From the desk of Steven Strazza @Sstrazza and Ian Culley @Ianculley
So far, 2022 has been a historic year. That theme intensified during the second quarter, which is now in the books.
The bond market is working on one of its worst years on record. The S&P 500 just posted its worst quarterly return since 1970 with the index down more than 16% from January through March.
Bitcoin finished the quarter with its second-worst return in its short history. And now the energy sector – the market’s leader this year – just posted its third-worst monthly return since the 1990s.
The operative words here are “worst” and “return.”
That’s 2022 in a nutshell. The bears are in complete control.
However, one area that has held up through all this is commodities. It was the best-performing asset class in 2021, and it’s the only one to close the first half of 2022 in the green.
Let’s note that the first quarter of 2022 was far different from the second. And before we go running to commodities for safety, let’s put the group’s recent performance in perspective.
First, we have a bubble chart of the CRB Commodity Index and our equal-weight commodity indexes, with their year-to-date performance on the y-axis and their Q2 performance on the x-axis:
The first thing that stands out is that Q2 wasn’t too good for most commodities. The CRB booked a small loss, while all subgroups but energy were negative.
It’s also clear from this bubble chart that the commodities space is bifurcated.
The two main procyclical groups, base metals and energy, are in opposing corners. This means energy is leading over both time frames, while metals are lagging.
Grains, livestock, and energy are all in the green year to date. But base metals, precious metals, and softs are all lower.

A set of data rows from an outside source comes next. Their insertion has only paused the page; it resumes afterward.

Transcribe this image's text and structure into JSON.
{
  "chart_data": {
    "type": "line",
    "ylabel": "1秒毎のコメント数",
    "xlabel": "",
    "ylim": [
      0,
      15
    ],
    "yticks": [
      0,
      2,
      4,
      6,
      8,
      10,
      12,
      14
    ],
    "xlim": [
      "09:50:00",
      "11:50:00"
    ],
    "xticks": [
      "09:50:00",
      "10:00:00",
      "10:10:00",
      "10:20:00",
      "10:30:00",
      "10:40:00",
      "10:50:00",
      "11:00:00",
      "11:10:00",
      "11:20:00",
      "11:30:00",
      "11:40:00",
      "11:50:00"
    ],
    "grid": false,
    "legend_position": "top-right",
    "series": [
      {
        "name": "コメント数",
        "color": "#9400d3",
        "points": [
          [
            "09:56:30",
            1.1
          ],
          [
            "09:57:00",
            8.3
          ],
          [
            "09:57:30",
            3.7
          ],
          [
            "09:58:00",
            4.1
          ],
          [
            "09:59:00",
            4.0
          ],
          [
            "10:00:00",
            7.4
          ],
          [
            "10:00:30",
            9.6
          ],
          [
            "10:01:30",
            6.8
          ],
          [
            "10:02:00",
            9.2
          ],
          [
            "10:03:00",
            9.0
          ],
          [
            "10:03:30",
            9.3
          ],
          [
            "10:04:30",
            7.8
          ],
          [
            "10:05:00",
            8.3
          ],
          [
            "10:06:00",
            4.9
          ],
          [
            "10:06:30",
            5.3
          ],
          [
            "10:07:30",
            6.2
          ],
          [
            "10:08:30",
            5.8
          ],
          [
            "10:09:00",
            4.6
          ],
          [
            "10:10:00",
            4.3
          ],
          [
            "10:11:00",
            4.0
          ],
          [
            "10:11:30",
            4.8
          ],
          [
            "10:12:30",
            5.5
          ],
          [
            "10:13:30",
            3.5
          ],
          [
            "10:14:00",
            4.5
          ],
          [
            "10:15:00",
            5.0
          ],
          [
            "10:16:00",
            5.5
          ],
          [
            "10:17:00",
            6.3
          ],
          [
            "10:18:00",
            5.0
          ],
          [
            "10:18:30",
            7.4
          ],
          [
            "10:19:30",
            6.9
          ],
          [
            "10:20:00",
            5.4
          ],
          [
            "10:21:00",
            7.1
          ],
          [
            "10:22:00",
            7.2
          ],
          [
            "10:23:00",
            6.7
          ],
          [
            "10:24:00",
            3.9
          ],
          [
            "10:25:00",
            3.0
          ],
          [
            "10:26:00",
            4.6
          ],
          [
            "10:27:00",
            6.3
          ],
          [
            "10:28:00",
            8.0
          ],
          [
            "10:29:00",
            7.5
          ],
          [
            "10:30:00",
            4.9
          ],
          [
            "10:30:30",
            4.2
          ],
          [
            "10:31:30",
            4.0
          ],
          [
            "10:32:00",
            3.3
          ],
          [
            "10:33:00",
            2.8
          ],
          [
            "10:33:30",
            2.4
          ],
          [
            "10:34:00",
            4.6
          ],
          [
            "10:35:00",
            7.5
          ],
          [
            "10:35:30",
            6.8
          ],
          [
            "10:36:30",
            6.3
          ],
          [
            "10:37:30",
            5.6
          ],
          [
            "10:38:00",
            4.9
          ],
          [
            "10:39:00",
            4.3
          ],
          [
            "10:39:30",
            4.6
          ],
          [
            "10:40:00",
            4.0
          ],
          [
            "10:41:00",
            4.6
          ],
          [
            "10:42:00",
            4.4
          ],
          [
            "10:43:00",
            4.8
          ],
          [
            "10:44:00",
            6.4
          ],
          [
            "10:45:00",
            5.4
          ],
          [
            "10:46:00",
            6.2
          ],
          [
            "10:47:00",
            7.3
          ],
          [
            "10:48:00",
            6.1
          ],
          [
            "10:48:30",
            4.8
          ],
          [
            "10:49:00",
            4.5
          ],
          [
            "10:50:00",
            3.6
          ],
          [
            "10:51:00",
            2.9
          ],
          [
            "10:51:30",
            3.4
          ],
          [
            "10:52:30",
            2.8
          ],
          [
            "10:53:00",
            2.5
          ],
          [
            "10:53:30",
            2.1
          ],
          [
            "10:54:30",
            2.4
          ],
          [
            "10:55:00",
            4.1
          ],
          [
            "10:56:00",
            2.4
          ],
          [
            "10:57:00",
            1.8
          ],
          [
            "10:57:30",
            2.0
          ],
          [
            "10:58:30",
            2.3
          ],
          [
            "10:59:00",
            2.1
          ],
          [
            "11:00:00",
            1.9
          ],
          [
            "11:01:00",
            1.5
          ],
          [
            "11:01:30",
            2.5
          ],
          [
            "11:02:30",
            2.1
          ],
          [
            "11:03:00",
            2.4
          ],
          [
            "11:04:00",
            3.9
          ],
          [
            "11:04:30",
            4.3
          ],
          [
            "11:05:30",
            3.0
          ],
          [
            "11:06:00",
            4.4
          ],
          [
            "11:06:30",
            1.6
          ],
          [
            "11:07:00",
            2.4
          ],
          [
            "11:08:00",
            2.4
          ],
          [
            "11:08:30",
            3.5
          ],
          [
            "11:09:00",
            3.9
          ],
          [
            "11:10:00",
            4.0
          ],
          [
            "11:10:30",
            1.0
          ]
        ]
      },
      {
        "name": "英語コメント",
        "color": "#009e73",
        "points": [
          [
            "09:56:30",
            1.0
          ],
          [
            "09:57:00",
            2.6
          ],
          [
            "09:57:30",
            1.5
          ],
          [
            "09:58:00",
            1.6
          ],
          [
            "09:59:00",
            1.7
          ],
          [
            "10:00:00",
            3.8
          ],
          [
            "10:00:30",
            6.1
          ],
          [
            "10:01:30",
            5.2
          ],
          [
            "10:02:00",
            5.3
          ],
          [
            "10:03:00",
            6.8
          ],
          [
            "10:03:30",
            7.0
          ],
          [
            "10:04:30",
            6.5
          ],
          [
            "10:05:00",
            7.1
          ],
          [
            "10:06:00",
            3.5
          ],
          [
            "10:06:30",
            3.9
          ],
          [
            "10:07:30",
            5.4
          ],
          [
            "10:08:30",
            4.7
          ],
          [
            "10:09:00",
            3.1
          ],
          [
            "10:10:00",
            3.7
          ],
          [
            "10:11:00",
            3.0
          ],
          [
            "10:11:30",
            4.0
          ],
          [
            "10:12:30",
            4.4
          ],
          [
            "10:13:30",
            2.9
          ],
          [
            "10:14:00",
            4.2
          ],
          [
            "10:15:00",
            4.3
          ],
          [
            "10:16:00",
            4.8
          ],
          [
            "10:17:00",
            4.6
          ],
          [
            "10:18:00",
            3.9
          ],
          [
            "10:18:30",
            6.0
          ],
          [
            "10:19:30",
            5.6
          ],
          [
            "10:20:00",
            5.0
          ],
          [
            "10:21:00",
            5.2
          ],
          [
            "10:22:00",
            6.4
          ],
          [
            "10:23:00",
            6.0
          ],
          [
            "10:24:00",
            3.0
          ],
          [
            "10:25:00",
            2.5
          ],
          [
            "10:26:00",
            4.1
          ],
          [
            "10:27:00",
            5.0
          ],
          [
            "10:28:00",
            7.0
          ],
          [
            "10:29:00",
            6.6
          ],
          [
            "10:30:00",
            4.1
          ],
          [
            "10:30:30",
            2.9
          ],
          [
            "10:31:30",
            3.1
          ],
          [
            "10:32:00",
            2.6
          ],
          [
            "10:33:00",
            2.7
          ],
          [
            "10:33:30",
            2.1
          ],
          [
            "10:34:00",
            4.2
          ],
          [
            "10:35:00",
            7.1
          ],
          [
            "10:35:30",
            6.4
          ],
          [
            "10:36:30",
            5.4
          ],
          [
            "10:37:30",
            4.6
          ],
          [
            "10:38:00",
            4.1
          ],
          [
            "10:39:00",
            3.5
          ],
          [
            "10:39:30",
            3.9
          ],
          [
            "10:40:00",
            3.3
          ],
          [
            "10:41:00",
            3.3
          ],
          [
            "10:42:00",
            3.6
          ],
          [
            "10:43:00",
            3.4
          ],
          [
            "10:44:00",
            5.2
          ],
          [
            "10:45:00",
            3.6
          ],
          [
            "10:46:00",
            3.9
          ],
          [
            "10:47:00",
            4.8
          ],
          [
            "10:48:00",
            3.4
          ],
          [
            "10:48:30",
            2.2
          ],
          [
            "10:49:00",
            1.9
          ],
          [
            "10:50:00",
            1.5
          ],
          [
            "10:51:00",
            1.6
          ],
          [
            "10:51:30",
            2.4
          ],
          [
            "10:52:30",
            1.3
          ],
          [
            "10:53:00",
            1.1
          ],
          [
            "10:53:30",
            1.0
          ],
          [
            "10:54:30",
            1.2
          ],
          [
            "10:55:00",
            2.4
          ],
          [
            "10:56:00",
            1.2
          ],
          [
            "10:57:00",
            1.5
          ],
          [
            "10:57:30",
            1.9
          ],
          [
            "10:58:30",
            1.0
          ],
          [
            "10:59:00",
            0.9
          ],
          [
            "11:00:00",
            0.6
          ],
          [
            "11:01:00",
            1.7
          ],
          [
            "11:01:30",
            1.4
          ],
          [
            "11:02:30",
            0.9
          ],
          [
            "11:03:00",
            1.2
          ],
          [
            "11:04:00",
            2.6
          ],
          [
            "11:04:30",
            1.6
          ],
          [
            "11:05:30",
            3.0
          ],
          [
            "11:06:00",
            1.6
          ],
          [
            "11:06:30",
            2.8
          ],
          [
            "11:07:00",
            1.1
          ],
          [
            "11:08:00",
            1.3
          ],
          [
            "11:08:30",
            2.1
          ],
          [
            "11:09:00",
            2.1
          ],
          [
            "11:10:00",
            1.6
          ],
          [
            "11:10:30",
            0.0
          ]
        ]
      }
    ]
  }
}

The truth is it’s been a mixed bag, with a lot of messy and corrective action. And this has been the reality across commodity contracts for months now.
When talking heads tout commodities, they’re really talking about the CRB and its tilt toward energy.
In fact, when we adjust for energy’s heavy exposure, the 25% year-to-date gain in the CRB turns into 0%. That jibes with our equal-weight commodity index, which is just about unchanged on the year.
When we look at Q2 performance, even the energy-heavy CRB Commodity Index finished in the red. Not only has selling pressure accelerated in recent weeks, it’s also spreading.
This weakness is illustrated well by our trend summary table, as bearish readings dominate shorter time frames:
With only feeder cattle showing a bullish reading across all time frames, the deterioration in market internals suggests further corrective action is likely.
While most contracts have moved sideways this year, a lot of ranges have resolved lower in recent weeks, as bears take control of more and more areas.
With a whopping 87% of our universe in a short-term downtrend and almost 83% trending lower over the intermediate term, it makes sense that we're seeing pattern breakdowns.
Though the longer-term trend summary has a more balanced outlook, there is damage to the primary trends in many areas now also.
This chart shows our Equal-Weight 33 Commodity Index, along with the percentage of contracts above their 50- and 200-day moving averages in the lower panes:
It tells the same story as the table above.
The intermediate- and long-term trends for most contracts are no longer pointing up. While one-third remain above their 200-day, only 2 of 33 contracts are above their 50-day.
When you look back to the first quarter, both these readings were pinned around 90%.
Back then, we had broad participation from commodities. Everything seemed to be working, and we were finding fresh long opportunities all over the place.
That was then.
This is now.
With energy finally catching lower to its peers, the entire asset class is now vulnerable.
There’s nowhere to hide – not in commodities, not in energy. This is what we mean when we say Q2 was different than Q1. Unlike the first three months of the year, commodities weren’t a great place to be in Q2.
And, if we continue on in this direction, Q3 will look even worse.
Until we start to see breadth improve, we anticipate further corrective action and deeper drawdowns for commodities.
COT Heatmap Highlights
Commercial hedgers in crude oil and gasoline are holding long exposure near multi-year extremes.
Commercials' net long exposure in gold, silver, platinum, and palladium are either at or near three-year records.
While commercials were net buyers this week, they still hold a net short position in orange juice futures near the three-year extreme.